Gateway of last resort is not set

     51.0.0.0/32 is subnetted, 1 subnets
O E2    51.51.51.51 [110/20] via 192.10.1.254, 00:00:05, Vlan192
     54.0.0.0/24 is subnetted, 1 subnets
O E2    54.1.1.0 [110/20] via 192.48.1.4, 00:00:05, Vlan48
                 [110/20] via 192.10.1.2, 00:00:05, Vlan192
C    192.10.1.0/24 is directly connected, Vlan192
C    192.48.1.0/24 is directly connected, Vlan48
O E2 212.18.0.0/22 [110/20] via 192.48.1.4, 00:00:05, Vlan48
                   [110/20] via 192.10.1.2, 00:00:05, Vlan192

Rack1R8#sh ip ospf database summary

            OSPF Router with ID (204.84.1.8) (Process ID 1002)

            OSPF Router with ID (192.48.1.8) (Process ID 1001)

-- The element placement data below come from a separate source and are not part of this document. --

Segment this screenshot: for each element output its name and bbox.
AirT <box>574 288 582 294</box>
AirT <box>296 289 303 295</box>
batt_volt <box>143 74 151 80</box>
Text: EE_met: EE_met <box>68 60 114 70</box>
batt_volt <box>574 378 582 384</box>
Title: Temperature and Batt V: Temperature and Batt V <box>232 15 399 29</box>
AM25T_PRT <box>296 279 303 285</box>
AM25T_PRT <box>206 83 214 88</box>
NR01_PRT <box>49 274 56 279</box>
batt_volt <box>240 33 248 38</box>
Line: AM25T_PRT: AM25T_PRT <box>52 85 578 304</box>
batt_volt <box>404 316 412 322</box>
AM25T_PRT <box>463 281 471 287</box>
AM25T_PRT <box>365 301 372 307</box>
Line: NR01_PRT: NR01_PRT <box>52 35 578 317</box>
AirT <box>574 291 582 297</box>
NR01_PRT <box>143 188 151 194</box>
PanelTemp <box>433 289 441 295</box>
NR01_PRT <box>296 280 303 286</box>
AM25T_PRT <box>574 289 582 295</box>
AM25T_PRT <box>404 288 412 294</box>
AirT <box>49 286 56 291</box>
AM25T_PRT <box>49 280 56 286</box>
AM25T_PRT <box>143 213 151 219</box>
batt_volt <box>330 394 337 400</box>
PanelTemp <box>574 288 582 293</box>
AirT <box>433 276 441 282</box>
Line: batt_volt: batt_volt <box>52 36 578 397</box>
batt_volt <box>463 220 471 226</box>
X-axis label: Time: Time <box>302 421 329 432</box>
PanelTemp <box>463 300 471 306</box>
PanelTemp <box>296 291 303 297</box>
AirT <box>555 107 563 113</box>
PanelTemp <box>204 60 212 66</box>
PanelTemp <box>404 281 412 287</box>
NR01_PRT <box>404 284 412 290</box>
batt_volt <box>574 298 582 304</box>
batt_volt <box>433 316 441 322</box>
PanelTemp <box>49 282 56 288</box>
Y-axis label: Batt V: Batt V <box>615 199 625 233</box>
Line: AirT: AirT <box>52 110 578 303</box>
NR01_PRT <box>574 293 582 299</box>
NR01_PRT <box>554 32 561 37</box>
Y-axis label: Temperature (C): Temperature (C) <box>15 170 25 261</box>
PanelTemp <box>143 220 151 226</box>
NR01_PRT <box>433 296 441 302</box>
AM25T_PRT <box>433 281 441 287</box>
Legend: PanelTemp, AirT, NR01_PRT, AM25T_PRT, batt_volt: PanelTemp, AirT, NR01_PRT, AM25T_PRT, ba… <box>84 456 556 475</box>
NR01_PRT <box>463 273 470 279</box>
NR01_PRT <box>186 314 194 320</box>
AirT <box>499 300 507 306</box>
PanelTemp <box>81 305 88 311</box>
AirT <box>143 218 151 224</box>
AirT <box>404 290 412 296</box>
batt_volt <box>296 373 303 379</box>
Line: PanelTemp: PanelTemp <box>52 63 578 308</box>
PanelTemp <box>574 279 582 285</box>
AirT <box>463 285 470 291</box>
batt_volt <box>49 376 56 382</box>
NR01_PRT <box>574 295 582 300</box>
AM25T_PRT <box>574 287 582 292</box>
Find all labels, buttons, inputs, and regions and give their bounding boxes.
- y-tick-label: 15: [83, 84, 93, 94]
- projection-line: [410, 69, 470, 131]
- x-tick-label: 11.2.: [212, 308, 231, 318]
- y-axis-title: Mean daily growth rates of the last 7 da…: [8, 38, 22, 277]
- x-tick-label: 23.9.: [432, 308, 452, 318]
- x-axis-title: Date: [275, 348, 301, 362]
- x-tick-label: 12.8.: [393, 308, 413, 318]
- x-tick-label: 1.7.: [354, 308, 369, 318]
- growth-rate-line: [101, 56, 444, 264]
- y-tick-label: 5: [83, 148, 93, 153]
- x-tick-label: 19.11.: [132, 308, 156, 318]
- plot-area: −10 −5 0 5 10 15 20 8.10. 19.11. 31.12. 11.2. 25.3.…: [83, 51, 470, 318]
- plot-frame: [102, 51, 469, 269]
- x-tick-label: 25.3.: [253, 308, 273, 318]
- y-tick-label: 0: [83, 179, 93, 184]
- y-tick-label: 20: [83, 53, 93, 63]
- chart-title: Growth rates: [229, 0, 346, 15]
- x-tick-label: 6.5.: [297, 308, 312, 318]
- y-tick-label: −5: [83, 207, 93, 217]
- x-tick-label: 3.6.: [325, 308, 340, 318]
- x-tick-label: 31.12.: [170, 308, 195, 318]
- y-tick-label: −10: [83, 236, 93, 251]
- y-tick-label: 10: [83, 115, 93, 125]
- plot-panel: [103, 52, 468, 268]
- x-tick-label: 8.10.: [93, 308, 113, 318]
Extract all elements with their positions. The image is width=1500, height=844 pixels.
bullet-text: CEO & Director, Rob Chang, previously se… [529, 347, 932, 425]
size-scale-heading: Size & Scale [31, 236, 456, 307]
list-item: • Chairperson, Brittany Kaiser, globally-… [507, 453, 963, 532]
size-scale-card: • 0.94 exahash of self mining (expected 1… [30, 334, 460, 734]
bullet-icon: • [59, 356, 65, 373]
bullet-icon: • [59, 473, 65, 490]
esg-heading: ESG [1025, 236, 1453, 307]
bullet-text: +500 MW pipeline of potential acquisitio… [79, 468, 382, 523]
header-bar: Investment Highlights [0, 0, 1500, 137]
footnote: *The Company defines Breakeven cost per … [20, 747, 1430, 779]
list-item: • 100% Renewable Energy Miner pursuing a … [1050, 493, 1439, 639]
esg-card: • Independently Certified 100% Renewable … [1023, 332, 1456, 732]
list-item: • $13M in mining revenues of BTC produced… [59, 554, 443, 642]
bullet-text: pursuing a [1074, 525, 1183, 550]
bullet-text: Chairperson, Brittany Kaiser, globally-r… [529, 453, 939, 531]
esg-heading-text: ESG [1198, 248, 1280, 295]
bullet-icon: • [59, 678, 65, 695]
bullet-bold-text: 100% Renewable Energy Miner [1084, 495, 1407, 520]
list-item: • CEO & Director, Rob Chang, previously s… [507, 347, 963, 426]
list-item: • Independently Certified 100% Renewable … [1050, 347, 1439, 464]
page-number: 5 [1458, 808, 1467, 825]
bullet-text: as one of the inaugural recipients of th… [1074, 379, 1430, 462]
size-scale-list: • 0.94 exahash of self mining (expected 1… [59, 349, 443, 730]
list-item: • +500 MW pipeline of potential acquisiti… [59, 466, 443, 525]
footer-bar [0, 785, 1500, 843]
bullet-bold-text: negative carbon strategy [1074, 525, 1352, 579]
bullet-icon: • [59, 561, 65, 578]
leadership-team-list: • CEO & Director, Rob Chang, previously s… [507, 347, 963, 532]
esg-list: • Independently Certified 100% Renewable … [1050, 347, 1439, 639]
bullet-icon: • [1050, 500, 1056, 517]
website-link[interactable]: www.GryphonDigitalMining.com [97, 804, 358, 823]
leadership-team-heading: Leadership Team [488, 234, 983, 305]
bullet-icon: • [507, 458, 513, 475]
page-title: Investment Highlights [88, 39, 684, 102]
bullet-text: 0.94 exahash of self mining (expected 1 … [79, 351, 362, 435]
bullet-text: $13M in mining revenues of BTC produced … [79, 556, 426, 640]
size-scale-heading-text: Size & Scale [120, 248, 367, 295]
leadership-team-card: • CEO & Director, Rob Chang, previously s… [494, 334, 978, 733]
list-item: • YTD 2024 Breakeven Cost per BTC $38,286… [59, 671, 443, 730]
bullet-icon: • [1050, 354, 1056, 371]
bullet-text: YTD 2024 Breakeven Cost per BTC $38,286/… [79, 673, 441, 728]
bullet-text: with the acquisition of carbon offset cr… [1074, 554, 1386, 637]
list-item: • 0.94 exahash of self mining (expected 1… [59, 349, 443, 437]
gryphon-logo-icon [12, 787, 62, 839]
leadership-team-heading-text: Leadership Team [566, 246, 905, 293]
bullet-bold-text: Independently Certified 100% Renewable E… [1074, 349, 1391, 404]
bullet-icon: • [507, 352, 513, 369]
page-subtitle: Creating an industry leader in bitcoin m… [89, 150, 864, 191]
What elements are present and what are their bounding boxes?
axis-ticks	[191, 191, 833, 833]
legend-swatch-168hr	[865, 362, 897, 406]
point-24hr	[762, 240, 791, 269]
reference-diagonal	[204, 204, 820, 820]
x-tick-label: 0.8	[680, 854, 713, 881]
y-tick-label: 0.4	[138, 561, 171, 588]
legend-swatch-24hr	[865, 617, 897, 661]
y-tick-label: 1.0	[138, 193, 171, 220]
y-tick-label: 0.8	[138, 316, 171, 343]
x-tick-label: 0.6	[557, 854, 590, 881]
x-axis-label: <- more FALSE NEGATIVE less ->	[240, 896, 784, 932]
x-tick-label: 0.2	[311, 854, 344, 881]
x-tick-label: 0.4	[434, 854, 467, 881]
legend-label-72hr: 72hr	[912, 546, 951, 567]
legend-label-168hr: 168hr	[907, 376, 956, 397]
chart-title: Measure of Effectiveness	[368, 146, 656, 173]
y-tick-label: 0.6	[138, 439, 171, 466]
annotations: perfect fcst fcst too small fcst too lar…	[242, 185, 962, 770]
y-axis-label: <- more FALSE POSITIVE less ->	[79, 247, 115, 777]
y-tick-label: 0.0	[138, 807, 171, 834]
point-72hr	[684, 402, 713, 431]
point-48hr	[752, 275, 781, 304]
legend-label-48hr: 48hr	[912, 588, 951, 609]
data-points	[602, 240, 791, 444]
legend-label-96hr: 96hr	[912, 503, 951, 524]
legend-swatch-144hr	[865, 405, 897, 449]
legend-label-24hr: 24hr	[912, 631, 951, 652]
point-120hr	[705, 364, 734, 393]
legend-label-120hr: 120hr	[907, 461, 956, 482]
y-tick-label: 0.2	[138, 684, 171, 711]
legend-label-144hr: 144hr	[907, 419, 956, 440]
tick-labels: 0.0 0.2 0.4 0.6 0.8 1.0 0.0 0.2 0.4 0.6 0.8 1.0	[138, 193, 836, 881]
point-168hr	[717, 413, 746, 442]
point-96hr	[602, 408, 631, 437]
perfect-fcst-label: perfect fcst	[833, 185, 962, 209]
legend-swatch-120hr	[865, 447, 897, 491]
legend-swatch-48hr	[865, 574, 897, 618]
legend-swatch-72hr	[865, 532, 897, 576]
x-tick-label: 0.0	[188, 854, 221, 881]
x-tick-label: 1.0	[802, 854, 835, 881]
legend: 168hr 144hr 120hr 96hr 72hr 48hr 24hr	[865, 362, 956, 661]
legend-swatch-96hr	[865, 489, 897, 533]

                Summary Net Link States (Area 51)

  LS age: 422
  Options: (No TOS-capability, DC, Downward)
  LS Type: Summary Links(Network)
  Link State ID: 192.6.6.6 (summary Network Number)
  Advertising Router: 192.48.1.4
  LS Seq Number: 80000018
  Checksum: 0xEFEA
  Length: 28
  Network Mask: /32
        TOS: 0  Metric: 2

Many thanks in advance!

Never mind, I understand now.  Thanks Jent.  The key is what you wrote - "Down bit is only checked by the CE router if an advertisement is received over a VRF interface."

Many thanks!

basically, the DN will cause a PE router to do (actually, not do) 2 things :

1. not redistribute the LSA into MP-BGP

2. ignore the LSA in when running SPF

so just think of it like the vrf-cap cmd is your way of telling  the router "you are NOT a PE"

HTH

As RFC 4577 states that DN bit (or route tag) is set in LSAs type 3 and 5, which PE sends to CE. PE due to the same RFC is an ABR (if no sham-link is present). Whithout sham-link PE doesn't send LSA 1 or LSA 2 when redistributing BGP to OSPF and LSA type 4 is absolutely forbidden.